Nutrition, Gut Health, Minimizing Allergy and Food Sensitivity Risk:
- Protect the gut flora. Supplement with probiotics and possibly prebiotics.
- Avoid excessive antibiotics. If they are needed, take a quality probiotic (like FloraBoost or ProbioMax, which can be purchased through our office) while you’re taking the antibiotics. Separate the probiotic from the medication by at least 2 hours so the “good” bacteria is not destroyed. Continue the probiotic 2 to 4 weeks after the medication is finished.
- Limit potentially gut-inflammatory foods in the diet (e.g., wheat, dairy).
- Limit sugar, processed foods and vegetable oils. High-quality olive or coconut oil is fine.
- Ask yourself this question: Is this “food” or is this “stuff?” “Food” comes from farms; “stuff” comes from factories. “Food” was designed by our Maker, for our benefit; “stuff” was designed by companies, for their own benefit.
- Rotate foods. Try not to have any one food item as a “daily staple” of your diet. Rotating foods can help prevent over-exposure and potential sensitization or the development of food sensitivities (different than food allergies).

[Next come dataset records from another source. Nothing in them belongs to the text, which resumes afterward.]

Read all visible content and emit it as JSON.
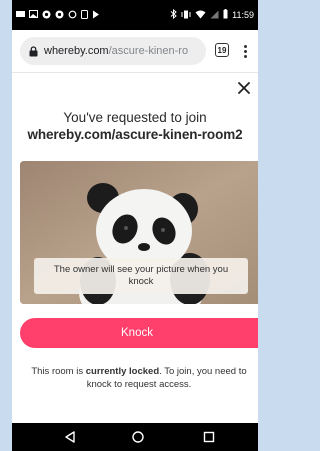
{
  "status_bar": {
    "time": "11:59",
    "left_icons": [
      "message-icon",
      "image-icon",
      "edge-icon",
      "edge-icon",
      "sync-icon",
      "phone-icon",
      "play-icon"
    ],
    "right_icons": [
      "bluetooth-icon",
      "vibrate-icon",
      "wifi-icon",
      "signal-icon",
      "battery-icon"
    ]
  },
  "browser": {
    "url_host": "whereby.com",
    "url_path": "/ascure-kinen-ro",
    "tab_count": "19"
  },
  "dialog": {
    "title_line1": "You've requested to join",
    "title_line2": "whereby.com/ascure-kinen-room2",
    "preview_caption": "The owner will see your picture when you knock",
    "knock_label": "Knock",
    "notice_before": "This room is ",
    "notice_bold": "currently locked",
    "notice_after": ". To join, you need to knock to request access."
  },
  "colors": {
    "accent": "#ff3f6c",
    "page_bg": "#c9dcef"
  }
}
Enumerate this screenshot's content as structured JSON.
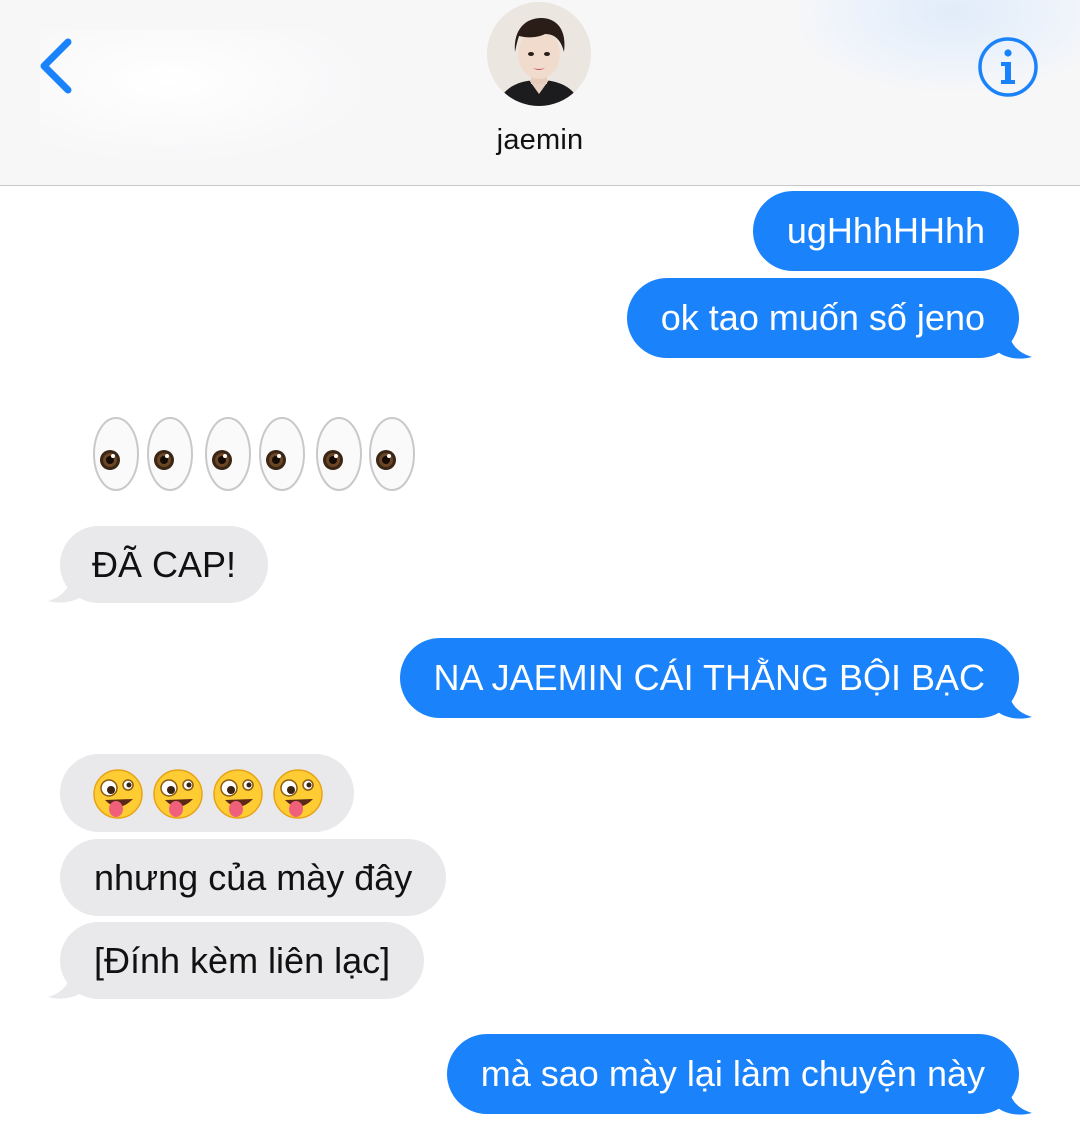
{
  "header": {
    "contact_name": "jaemin",
    "avatar_icon": "contact-photo",
    "back_icon": "chevron-left-icon",
    "info_icon": "info-icon",
    "accent_color": "#1a82fb"
  },
  "messages": [
    {
      "direction": "outgoing",
      "text": "ugHhhHHhh"
    },
    {
      "direction": "outgoing",
      "text": "ok tao muốn số jeno"
    },
    {
      "direction": "incoming",
      "type": "emoji",
      "emoji": "eyes",
      "count": 6
    },
    {
      "direction": "incoming",
      "text": "ĐÃ CAP!"
    },
    {
      "direction": "outgoing",
      "text": "NA JAEMIN CÁI THẰNG BỘI BẠC"
    },
    {
      "direction": "incoming",
      "type": "emoji",
      "emoji": "zany-face",
      "count": 4
    },
    {
      "direction": "incoming",
      "text": "nhưng của mày đây"
    },
    {
      "direction": "incoming",
      "text": "[Đính kèm liên lạc]"
    },
    {
      "direction": "outgoing",
      "text": "mà sao mày lại làm chuyện này"
    }
  ],
  "colors": {
    "outgoing_bubble": "#1a82fb",
    "incoming_bubble": "#e9e9eb",
    "header_bg": "#f7f7f8"
  }
}
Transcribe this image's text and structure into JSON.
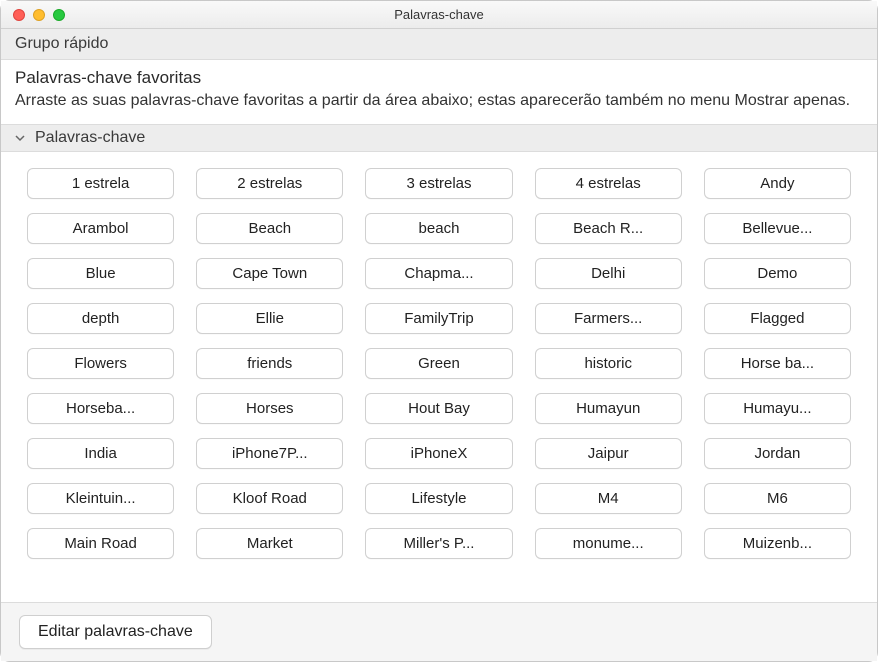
{
  "window": {
    "title": "Palavras-chave"
  },
  "sections": {
    "quick_group": "Grupo rápido",
    "favorites_title": "Palavras-chave favoritas",
    "favorites_desc": "Arraste as suas palavras-chave favoritas a partir da área abaixo; estas aparecerão também no menu Mostrar apenas.",
    "keywords_label": "Palavras-chave"
  },
  "keywords": [
    "1 estrela",
    "2 estrelas",
    "3 estrelas",
    "4 estrelas",
    "Andy",
    "Arambol",
    "Beach",
    "beach",
    "Beach R...",
    "Bellevue...",
    "Blue",
    "Cape Town",
    "Chapma...",
    "Delhi",
    "Demo",
    "depth",
    "Ellie",
    "FamilyTrip",
    "Farmers...",
    "Flagged",
    "Flowers",
    "friends",
    "Green",
    "historic",
    "Horse ba...",
    "Horseba...",
    "Horses",
    "Hout Bay",
    "Humayun",
    "Humayu...",
    "India",
    "iPhone7P...",
    "iPhoneX",
    "Jaipur",
    "Jordan",
    "Kleintuin...",
    "Kloof Road",
    "Lifestyle",
    "M4",
    "M6",
    "Main Road",
    "Market",
    "Miller's P...",
    "monume...",
    "Muizenb..."
  ],
  "footer": {
    "edit_label": "Editar palavras-chave"
  }
}
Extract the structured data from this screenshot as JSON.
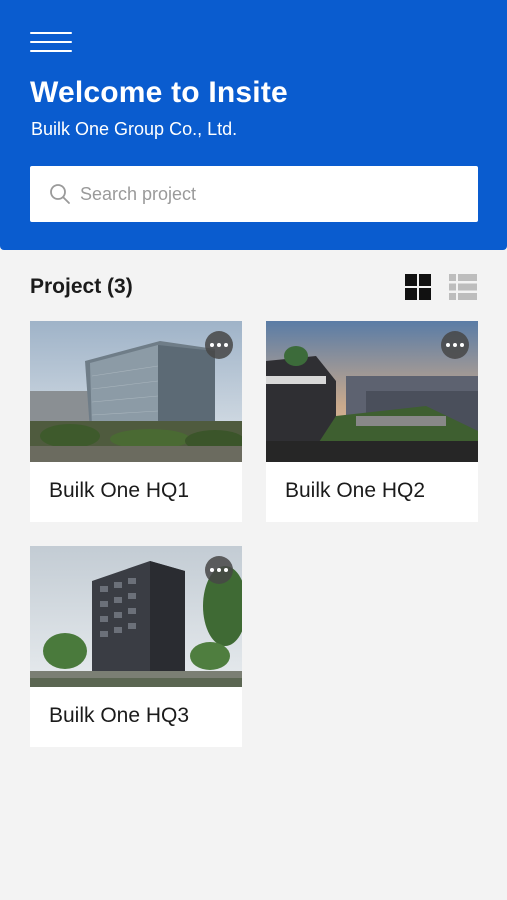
{
  "header": {
    "menu_icon": "hamburger-menu-icon",
    "title": "Welcome to Insite",
    "subtitle": "Builk One Group Co., Ltd."
  },
  "search": {
    "placeholder": "Search project",
    "value": "",
    "icon": "search-icon"
  },
  "projects": {
    "section_title": "Project (3)",
    "view_toggle": {
      "grid_icon": "grid-view-icon",
      "list_icon": "list-view-icon",
      "active": "grid"
    },
    "items": [
      {
        "name": "Builk One HQ1",
        "more_icon": "more-horizontal-icon"
      },
      {
        "name": "Builk One HQ2",
        "more_icon": "more-horizontal-icon"
      },
      {
        "name": "Builk One HQ3",
        "more_icon": "more-horizontal-icon"
      }
    ]
  },
  "colors": {
    "primary": "#0a5ccf",
    "background": "#f3f3f3",
    "card": "#ffffff",
    "text": "#1b1b1b",
    "icon_active": "#111111",
    "icon_inactive": "#bdbdbd"
  }
}
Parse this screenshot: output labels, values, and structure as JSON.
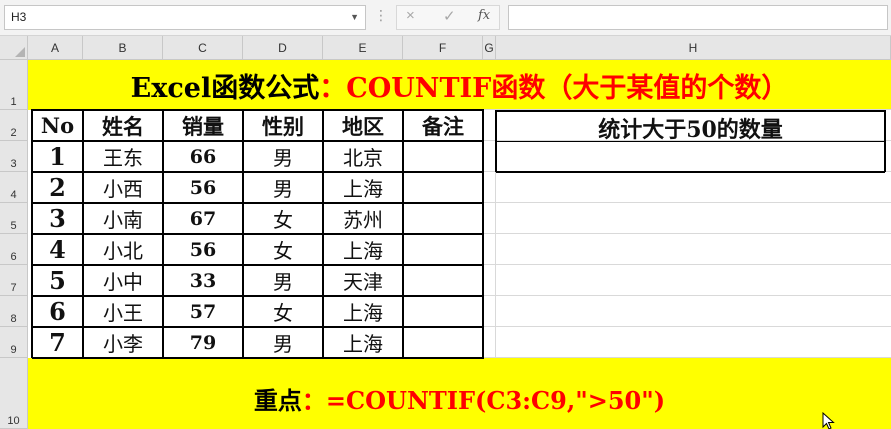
{
  "formula_bar": {
    "name_box": "H3",
    "cancel_icon": "×",
    "enter_icon": "✓",
    "fx_label": "fx",
    "formula": ""
  },
  "columns": [
    "A",
    "B",
    "C",
    "D",
    "E",
    "F",
    "G",
    "H"
  ],
  "rows": [
    "1",
    "2",
    "3",
    "4",
    "5",
    "6",
    "7",
    "8",
    "9",
    "10"
  ],
  "title": {
    "main": "Excel函数公式",
    "rest": "：COUNTIF函数（大于某值的个数）"
  },
  "table": {
    "headers": [
      "No",
      "姓名",
      "销量",
      "性别",
      "地区",
      "备注"
    ],
    "rows": [
      [
        "1",
        "王东",
        "66",
        "男",
        "北京",
        ""
      ],
      [
        "2",
        "小西",
        "56",
        "男",
        "上海",
        ""
      ],
      [
        "3",
        "小南",
        "67",
        "女",
        "苏州",
        ""
      ],
      [
        "4",
        "小北",
        "56",
        "女",
        "上海",
        ""
      ],
      [
        "5",
        "小中",
        "33",
        "男",
        "天津",
        ""
      ],
      [
        "6",
        "小王",
        "57",
        "女",
        "上海",
        ""
      ],
      [
        "7",
        "小李",
        "79",
        "男",
        "上海",
        ""
      ]
    ]
  },
  "stat": {
    "title": "统计大于50的数量",
    "value": ""
  },
  "bottom": {
    "label": "重点",
    "formula": "：=COUNTIF(C3:C9,\">50\")"
  },
  "colors": {
    "highlight": "#ffff00",
    "accent_red": "#ff0000"
  }
}
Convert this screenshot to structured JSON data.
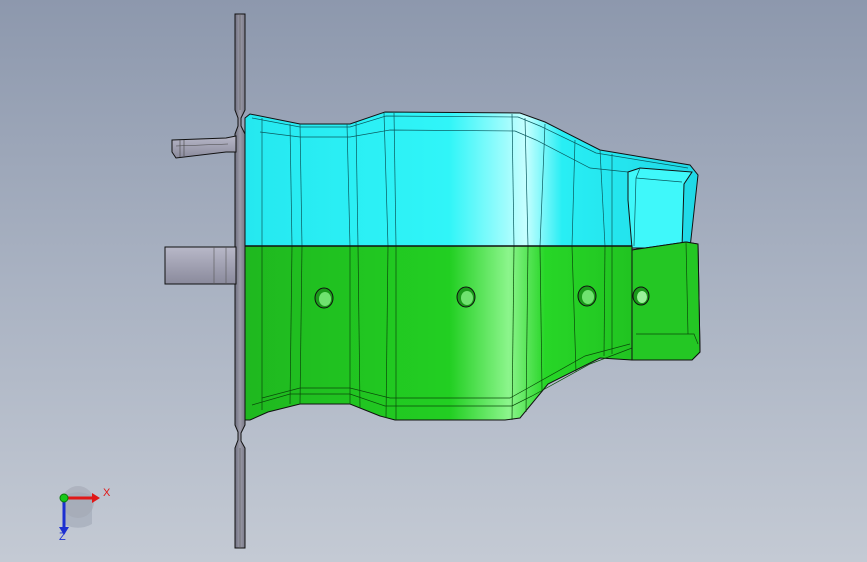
{
  "viewport": {
    "background_top": "#8d98ad",
    "background_bottom": "#c4cad4"
  },
  "model": {
    "upper_face_color": "#22f3f6",
    "lower_face_color": "#22cf22",
    "flange_color": "#8e8e9c",
    "edge_color": "#111111"
  },
  "triad": {
    "x_label": "X",
    "z_label": "Z",
    "x_color": "#e01818",
    "y_color": "#18c818",
    "z_color": "#1c2fd1"
  }
}
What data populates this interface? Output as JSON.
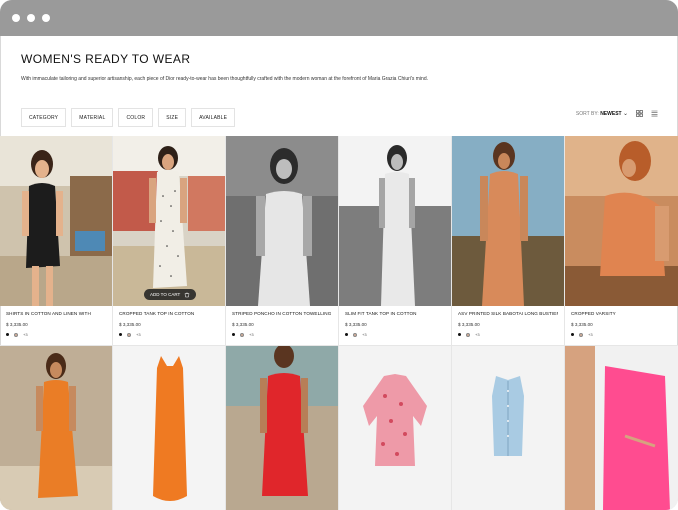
{
  "window": {
    "controls": [
      "close",
      "minimize",
      "maximize"
    ]
  },
  "header": {
    "title": "WOMEN'S READY TO WEAR",
    "description": "With immaculate tailoring and superior artisanship, each piece of Dior ready-to-wear has been thoughtfully crafted with the modern woman at the forefront of Maria Grazia Chiuri's mind."
  },
  "filters": [
    "CATEGORY",
    "MATERIAL",
    "COLOR",
    "SIZE",
    "AVAILABLE"
  ],
  "sort": {
    "label": "SORT BY:",
    "value": "NEWEST"
  },
  "add_to_cart_label": "ADD TO CART",
  "products_row1": [
    {
      "name": "SHIRTS IN COTTON AND LINEN WITH",
      "price": "$ 3,335.00",
      "more": "+3"
    },
    {
      "name": "CROPPED TANK TOP IN COTTON",
      "price": "$ 3,335.00",
      "more": "+3"
    },
    {
      "name": "STRIPED PONCHO IN COTTON TOWELLING",
      "price": "$ 3,335.00",
      "more": "+3"
    },
    {
      "name": "SLIM FIT TANK TOP IN COTTON",
      "price": "$ 3,335.00",
      "more": "+3"
    },
    {
      "name": "ASV PRINTED SILK BABOTAI LONG BUSTIER",
      "price": "$ 3,335.00",
      "more": "+3"
    },
    {
      "name": "CROPPED VARSITY",
      "price": "$ 3,335.00",
      "more": "+3"
    }
  ],
  "colors": {
    "titlebar": "#9a9a9a",
    "orange": "#e2761f",
    "red": "#d8262a",
    "pink": "#ff4f91",
    "denim": "#a9cce3"
  }
}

About Making Healthy Changes
Any healthy change is possible—at any age! Children (and probably most adults, truth be told) resist change most in the first couple of weeks that you introduce it; this is normal! Change is uncomfortable AND children test you to see if you will give in to their complaining and revert to the old norms. Limit changes to one at a time, then give a month or so before making the next healthy change.
We hope these child care suggestions have given you the inspiration to enhance your family’s health and well-being a little at a time!